The condensed consolidated balance sheet as of March 31, 2013, the condensed consolidated statements of operations, comprehensive loss, and cash flows for the three months ended March 31, 2013 and 2012 and the period from August 13, 1996 (inception) to March 31, 2013, and all related disclosures contained in the accompanying notes are unaudited. The condensed consolidated balance sheet as of December 31, 2012 is derived from the audited consolidated financial statements included in the 2012 Annual Report on Form 10-K filed with the Securities and Exchange Commission (“SEC”).
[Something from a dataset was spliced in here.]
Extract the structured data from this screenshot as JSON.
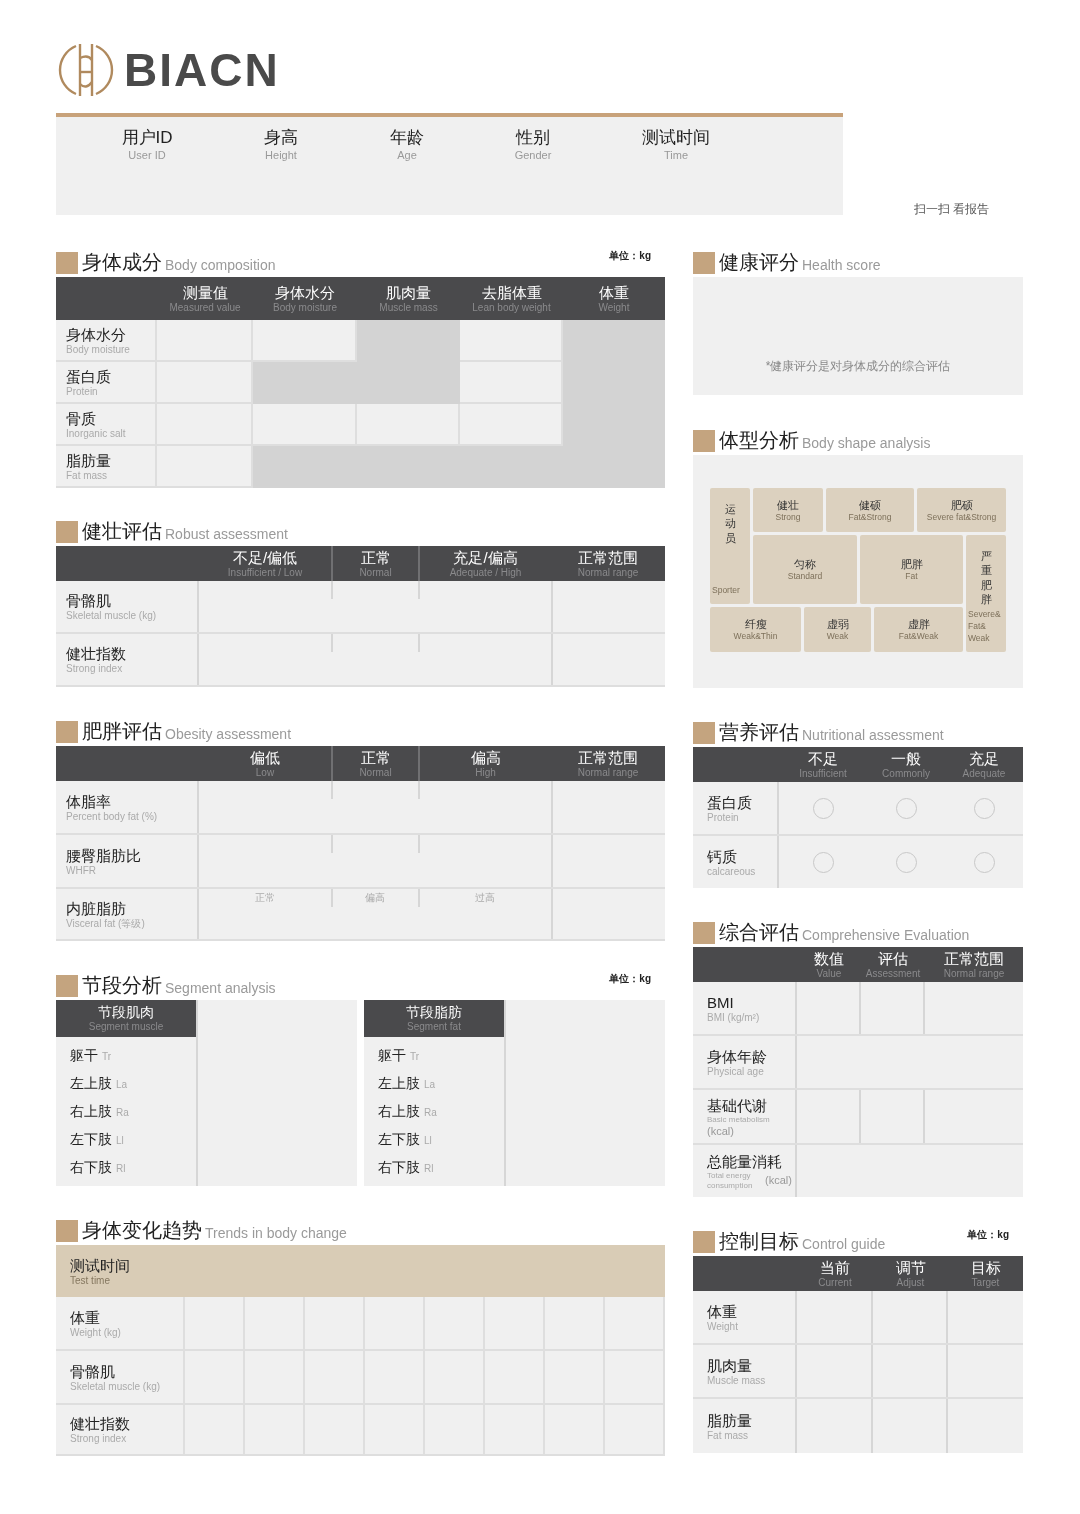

The condensed consolidated financial statements are presented on the basis of accounting principles that are generally accepted in the United States (“GAAP”) for interim financial information and in accordance with the rules and regulations of the SEC. Accordingly, they do not include all the information and footnotes required by accounting principles generally accepted in the United States for a complete set of financial statements. In the opinion of management, all adjustments, which include only normal recurring adjustments necessary to present fairly the condensed consolidated balance sheet as of March 31, 2013, and the results of operations, comprehensive loss and cash flows for the three months ended March 31, 2013 and 2012, have been made. The interim results for the three months ended March 31, 2013 are not necessarily indicative of the results to be expected for the year ending December 31, 2013 or for any other year. The condensed consolidated financial statements should be read in conjunction with the audited consolidated financial statements and the accompanying notes for the year ended December 31, 2012, included in the Company’s Annual Report on Form 10-K filed with the SEC.

 

Recent Developments

 

Preferred Stock Dividend

 

On January 11, 2013, the Company’s Board of Directors (the “Board”) declared a quarterly cash dividend in the amount of $0.15 per share on the Company’s 6% Convertible Exchangeable Preferred Stock (“Preferred Stock”) with respect to the fourth quarter of 2012. The Company paid the dividend on February 1, 2013 to holders of record of the Preferred Stock as of the close of business on January 22, 2013.

 

Preferred Exchanges

 

During the first quarter of 2013, the Company settled three separate Securities Exchange Agreements with certain stockholders pursuant to which the Company agreed to issue an aggregate of 1,513,653 shares of its common stock to the preferred stockholders in exchange for their delivery to the Company an aggregate of 792,460 shares of the Company’s Preferred Stock. The Company issued 1,465,480 shares of common stock in excess of the number of shares the Preferred Stock was convertible into under the original conversion terms. Accordingly, deemed dividends in the amount of approximately $8.4 million were recorded during the first quarter of 2013. As a result of these transactions, a total of 420,862 shares of Preferred Stock remain outstanding as of March 31, 2013.

 

Stock Purchase Agreement

 

During the first quarter of 2013, the Company sold 650,000 shares of its common stock to Aspire Capital Fund, LLC (“Aspire”) under the Common Stock Purchase Agreement in consideration for aggregate proceeds of approximately $3.4 million.